Speaking to Reuters in Singapore, Thaksin, 66, said the junta lacked the vision and talent to fix an economy in disarray.
“It is a government with no freedom and no pool of talent to drive the economy,” Thaksin said. “The longer they stay, the longer economic hardship is going to be there.”
A decade of turbulent politics has surrounded Thaksin and his sister Yingluck, another former prime minister; her government was ousted in the 2014 coup.
Thaksin yesterday denied long-standing reports he had struck a backroom deal with the military to leave his personal and family interests untouched in exchange for a retreat from politics.
“We are not talking. I have never telephoned anyone. I don’t know why I would get in touch with them and I have no need to,” he said.
Thaksin has lived in self-imposed exile for nearly eight years, mainly in Dubai.
In 2010, he urged his “red shirt” followers to mobilise protests calling for elections that ended in a bloody confrontation with the military in which more than 90 people died.
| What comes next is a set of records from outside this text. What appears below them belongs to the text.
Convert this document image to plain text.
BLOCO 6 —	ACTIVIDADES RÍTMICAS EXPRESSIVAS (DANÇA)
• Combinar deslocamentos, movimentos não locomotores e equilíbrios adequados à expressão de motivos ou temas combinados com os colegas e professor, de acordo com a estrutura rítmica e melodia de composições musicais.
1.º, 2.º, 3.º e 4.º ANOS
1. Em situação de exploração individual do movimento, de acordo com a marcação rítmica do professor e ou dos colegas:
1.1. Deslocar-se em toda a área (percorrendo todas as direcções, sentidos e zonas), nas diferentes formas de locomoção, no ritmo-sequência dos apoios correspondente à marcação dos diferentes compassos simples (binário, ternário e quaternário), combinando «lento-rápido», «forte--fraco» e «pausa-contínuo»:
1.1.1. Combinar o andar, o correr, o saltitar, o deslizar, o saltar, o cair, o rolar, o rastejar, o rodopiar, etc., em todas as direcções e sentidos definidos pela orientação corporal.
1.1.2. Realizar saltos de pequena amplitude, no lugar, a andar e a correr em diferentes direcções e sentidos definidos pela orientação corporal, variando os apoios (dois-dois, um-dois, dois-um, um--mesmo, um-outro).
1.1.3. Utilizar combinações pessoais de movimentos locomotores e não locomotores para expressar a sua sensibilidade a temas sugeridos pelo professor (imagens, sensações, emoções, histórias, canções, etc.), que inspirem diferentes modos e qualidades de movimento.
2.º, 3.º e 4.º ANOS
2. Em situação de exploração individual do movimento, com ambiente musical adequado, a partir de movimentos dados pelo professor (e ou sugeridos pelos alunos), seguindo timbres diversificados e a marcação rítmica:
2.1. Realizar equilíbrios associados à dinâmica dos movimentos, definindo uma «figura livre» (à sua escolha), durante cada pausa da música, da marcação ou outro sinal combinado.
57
His legacy of village welfare and cheap rural loans made him a hero in red-shirt country in the rural North and Northeast, where he still commands huge respect.
But critics, including the urban elite, accuse Thaksin, a former police colonel turned telecommunications tycoon, of widespread corruption. He was sentenced to two years in prison in 2008 for graft in a land purchase case, which he says was politically motivated.
The junta has promised elections next year. But some critics are sceptical, saying the military’s objective is to block Thaksin’s allies from returning to power and to consolidate the military’s own powers by writing them into a new constitution.
Thaksin’s decision to speak to media this week has riled the junta.
Thaksi n, who said he spends his time meeting up with old friends including former heads of state, said he had adjusted to his nomadic life and made, on average, 120 landings a year in his private jet.
He believes he will return to Thailand one day but won’t go back to face charges or live under house arrest because of alleged assassination attempts.
“I am confident I can return,” he said. “I am not the bad person I am accused of being.”
Meanwhile, Prime Minister Prayut Chan-o-cha rejected Thaksin’s call for talks for reconciliation and seeking political solutions to the country.
Thaksin last week gave interviews to The Wall Street Journal and the Financial Times, criticising the charter draft as merely a charade. He said he would like to negotiate with the government to find solutions to political problems the country faces.
Besides Reuters, Thaksin yesterday gave an interview to Al Jazeera.
Foreign Minister Don Pramudwinai said he did not believe there would be any lobbying from foreign countries to pressure Thailand over the junta’s “road map to democracy” after Thaksin criticised the charter draft.
Don said foreign communities believed the issue was domestic and the internal affair of Thailand.
“They know we talk to reach understanding. No one wants to interfere in our internal affairs.”
Don said foreign counterparts had told him that the charter draft had strong points such as anti-graft measures, as they believed corruption is a major obstacle to development.
Former foreign minister Noppadon Pattama dismissed reports that Thaksin was making political movements now to offer to end his political role so that his |sister Yingluck would not face confiscation of Bt250 billion in assets over her government’s rice-pledging scheme.
“It is totally nonsense. I believe this is the mudslinging work of the intelligence unit against the two former PMs,” Noppadon said.
Noppadon said Thaksin made the comment out of concern about the country’s future and not of his own or Yingluck’s.
Deputy Prime Minister General Tanasak Patimapragorn had earlier insisted that the government, as a law-enforcement agency, would not be in the position to talk with a |person who ran away after a court sentenced him to jail.